We went to bed e-a-a-a-rly last night.  It was raining, we didn’t have any work to do, so we just decided to crash and fall asleep to the sound of the rain.  It worked.

Getting up at 6:00, however, was not so easy as falling asleep, but then I guess it never is.

Joey eventually hauled himself out of bed and into the kitchen where I started hearing foreign, unusual noises: metal banging against glass, tugging, and the occasional “oooof!”

“Um….what are you doing?” I asked, hesitantly.  I try not to criticize before 7:00 a.m.

“Gettin’ out the coffee pot to make Greg’s coffee,” Joey chirped.

OH YEAH.  The coffee experiment.

“I’m going to drink coffee every day for a week to see if I like it by the end,” he continued.  Then I heard the WHIRRRR of the bean grinder and started to panic as I was unaware that Joey even knew what components were required to run the coffee pot.

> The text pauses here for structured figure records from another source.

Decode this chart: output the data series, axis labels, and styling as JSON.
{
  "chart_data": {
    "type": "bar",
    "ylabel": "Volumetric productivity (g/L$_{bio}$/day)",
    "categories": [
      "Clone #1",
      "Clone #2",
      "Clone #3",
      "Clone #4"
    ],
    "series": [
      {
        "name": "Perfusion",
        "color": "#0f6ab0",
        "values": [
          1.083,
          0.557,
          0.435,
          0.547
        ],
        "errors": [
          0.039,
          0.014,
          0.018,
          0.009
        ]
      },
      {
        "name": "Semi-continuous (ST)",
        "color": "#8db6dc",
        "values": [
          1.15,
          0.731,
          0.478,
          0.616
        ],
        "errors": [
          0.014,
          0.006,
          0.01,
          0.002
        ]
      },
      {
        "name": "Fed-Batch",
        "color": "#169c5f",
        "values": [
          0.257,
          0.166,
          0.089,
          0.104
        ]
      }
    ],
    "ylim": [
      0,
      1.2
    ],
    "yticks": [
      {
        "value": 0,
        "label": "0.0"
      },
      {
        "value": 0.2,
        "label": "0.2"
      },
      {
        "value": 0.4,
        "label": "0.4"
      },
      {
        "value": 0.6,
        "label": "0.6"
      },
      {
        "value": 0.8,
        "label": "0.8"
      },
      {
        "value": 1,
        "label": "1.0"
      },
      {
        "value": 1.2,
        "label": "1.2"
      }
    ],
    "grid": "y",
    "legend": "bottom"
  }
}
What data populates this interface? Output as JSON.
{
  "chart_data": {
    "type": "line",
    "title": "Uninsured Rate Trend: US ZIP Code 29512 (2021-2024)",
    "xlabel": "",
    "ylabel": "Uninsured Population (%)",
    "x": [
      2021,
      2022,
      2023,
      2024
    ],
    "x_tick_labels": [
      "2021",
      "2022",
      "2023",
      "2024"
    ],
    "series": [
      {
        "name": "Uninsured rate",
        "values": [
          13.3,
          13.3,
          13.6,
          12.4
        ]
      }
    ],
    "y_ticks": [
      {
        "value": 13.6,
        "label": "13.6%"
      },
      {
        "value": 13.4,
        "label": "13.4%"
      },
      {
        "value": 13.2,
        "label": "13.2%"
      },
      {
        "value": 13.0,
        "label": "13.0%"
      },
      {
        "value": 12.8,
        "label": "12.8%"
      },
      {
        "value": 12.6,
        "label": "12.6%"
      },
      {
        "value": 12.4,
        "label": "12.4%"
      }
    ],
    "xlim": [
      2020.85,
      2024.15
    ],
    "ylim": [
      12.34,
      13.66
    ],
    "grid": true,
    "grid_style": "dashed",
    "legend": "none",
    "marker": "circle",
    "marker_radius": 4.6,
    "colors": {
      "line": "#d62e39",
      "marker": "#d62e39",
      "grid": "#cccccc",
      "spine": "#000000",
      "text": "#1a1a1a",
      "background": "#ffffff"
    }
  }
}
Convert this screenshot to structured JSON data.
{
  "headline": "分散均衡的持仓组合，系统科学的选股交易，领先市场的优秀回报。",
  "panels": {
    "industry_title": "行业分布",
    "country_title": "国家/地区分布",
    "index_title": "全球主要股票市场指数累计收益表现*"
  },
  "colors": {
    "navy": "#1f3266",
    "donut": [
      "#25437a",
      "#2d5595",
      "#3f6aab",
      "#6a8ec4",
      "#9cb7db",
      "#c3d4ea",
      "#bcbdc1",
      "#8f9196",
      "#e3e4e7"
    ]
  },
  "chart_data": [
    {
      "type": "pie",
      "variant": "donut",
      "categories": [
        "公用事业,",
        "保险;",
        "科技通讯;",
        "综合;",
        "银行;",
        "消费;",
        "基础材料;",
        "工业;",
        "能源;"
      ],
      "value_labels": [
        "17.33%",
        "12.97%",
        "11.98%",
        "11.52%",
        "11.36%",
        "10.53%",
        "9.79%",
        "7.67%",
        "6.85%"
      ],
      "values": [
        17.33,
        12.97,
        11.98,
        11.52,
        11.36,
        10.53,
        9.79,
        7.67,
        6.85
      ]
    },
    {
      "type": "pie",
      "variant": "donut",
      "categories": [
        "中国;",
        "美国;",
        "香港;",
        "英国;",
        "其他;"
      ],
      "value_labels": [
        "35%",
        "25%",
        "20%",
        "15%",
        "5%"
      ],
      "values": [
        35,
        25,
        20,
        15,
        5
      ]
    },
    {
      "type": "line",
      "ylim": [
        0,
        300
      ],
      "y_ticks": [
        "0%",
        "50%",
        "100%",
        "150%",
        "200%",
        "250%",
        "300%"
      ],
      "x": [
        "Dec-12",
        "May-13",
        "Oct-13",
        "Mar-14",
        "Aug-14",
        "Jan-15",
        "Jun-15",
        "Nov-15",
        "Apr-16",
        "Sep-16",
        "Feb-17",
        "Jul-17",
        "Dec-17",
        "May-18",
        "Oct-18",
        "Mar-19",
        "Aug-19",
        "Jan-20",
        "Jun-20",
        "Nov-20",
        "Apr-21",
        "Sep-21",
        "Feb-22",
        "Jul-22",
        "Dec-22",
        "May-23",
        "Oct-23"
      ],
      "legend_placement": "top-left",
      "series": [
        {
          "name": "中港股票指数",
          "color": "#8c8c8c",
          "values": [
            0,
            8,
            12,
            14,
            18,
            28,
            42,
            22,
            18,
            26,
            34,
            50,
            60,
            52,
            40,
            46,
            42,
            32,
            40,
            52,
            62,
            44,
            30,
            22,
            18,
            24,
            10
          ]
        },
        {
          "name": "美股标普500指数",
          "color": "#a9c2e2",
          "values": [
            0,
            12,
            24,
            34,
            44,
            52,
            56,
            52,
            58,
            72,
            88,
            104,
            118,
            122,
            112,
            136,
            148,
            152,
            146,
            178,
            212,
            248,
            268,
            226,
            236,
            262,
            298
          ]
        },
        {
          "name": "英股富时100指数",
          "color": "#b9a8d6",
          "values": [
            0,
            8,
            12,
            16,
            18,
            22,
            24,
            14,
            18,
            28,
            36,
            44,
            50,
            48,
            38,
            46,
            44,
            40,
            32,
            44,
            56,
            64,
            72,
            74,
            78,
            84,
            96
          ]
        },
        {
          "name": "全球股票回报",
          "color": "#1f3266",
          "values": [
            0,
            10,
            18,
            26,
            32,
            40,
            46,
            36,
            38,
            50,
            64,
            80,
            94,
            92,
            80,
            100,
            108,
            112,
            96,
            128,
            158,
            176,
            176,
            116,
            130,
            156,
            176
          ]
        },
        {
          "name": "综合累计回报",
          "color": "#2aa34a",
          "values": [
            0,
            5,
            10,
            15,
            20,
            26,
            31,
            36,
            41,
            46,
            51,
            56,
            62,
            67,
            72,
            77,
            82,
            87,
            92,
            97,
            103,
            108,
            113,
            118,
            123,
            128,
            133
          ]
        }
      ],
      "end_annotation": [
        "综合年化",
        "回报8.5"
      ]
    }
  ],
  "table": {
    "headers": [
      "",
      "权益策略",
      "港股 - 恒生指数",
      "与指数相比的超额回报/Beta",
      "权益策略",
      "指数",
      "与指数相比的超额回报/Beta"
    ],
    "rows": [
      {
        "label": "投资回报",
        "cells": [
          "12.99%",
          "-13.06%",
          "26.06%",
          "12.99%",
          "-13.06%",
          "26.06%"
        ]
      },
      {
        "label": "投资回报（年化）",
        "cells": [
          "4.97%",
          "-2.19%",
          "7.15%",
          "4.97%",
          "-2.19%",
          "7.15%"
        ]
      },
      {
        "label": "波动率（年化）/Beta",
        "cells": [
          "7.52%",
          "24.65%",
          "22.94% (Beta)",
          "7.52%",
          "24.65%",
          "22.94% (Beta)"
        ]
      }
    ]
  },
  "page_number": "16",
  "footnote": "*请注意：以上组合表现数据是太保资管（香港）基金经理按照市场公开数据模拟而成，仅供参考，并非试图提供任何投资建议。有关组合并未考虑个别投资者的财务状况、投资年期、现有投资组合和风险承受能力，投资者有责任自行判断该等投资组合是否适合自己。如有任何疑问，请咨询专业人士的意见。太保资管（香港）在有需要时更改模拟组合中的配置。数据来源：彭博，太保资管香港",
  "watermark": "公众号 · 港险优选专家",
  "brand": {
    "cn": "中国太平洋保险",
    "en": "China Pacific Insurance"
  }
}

“What are you doing?!” I asked, with more urgency as I approached the bar and peered in the kitchen.

“I’m making coffee,” Joey insisted.  ”I’m doing it myself.  It’s an experiment.”

“OK,” I muttered, and went to the bathroom to wash my face.  It’s always safer not to watch when he’s doing experiments, because it’s much easier for me to hold my tongue if he does something “wrong” (and the definition of “wrong” is simply “not the way I’d do it”, so as you can see he doesn’t like my input on these experiments.)

A few moments later, maybe 5 minutes, he proudly carried a cup of coffee into the bathroom and set it on the counter.  My face was covered in Checks & Balances foam, but could definitely smell the lovely aroma of the coffee.  ”Well, I need to doctor mine so…can you take it back to the kitchen?  I’ll be right there.”

Face still damp, I walked back to the kitchen where Joey was standing over two not equivalent cups of coffee; mine was about twice as full as his. I gamely dumped some milk (as we have no cream) and a teaspoon of sugar in mine, stirred it, and took a sip.

Joey looked down at his, grasped the mug and said, “I need to try it black.  I need to see what it really tastes like.”

“OK…” I said.

He took a drink. “It….it tastes like bitter water.  And……we like this?”

“Add some milk and sugar,” I suggested.  He did so.

“Now it tastes like sweet yet bitter milk,” he told me.  ”I don’t really like coffee.”

“You said you were going to try it for a week,” I goaded him.

He glared at me.  ”I know.”

I just checked and he’s maybe drunk a centimeter of coffee in his mug, which isn’t much, but it’s a centimeter more than he’s ever drunk in his whole life. Good thing this was his idea, not mine or he could have me sleeping on the couch for the entire week.

Unless a miracle occurs and he starts to love it.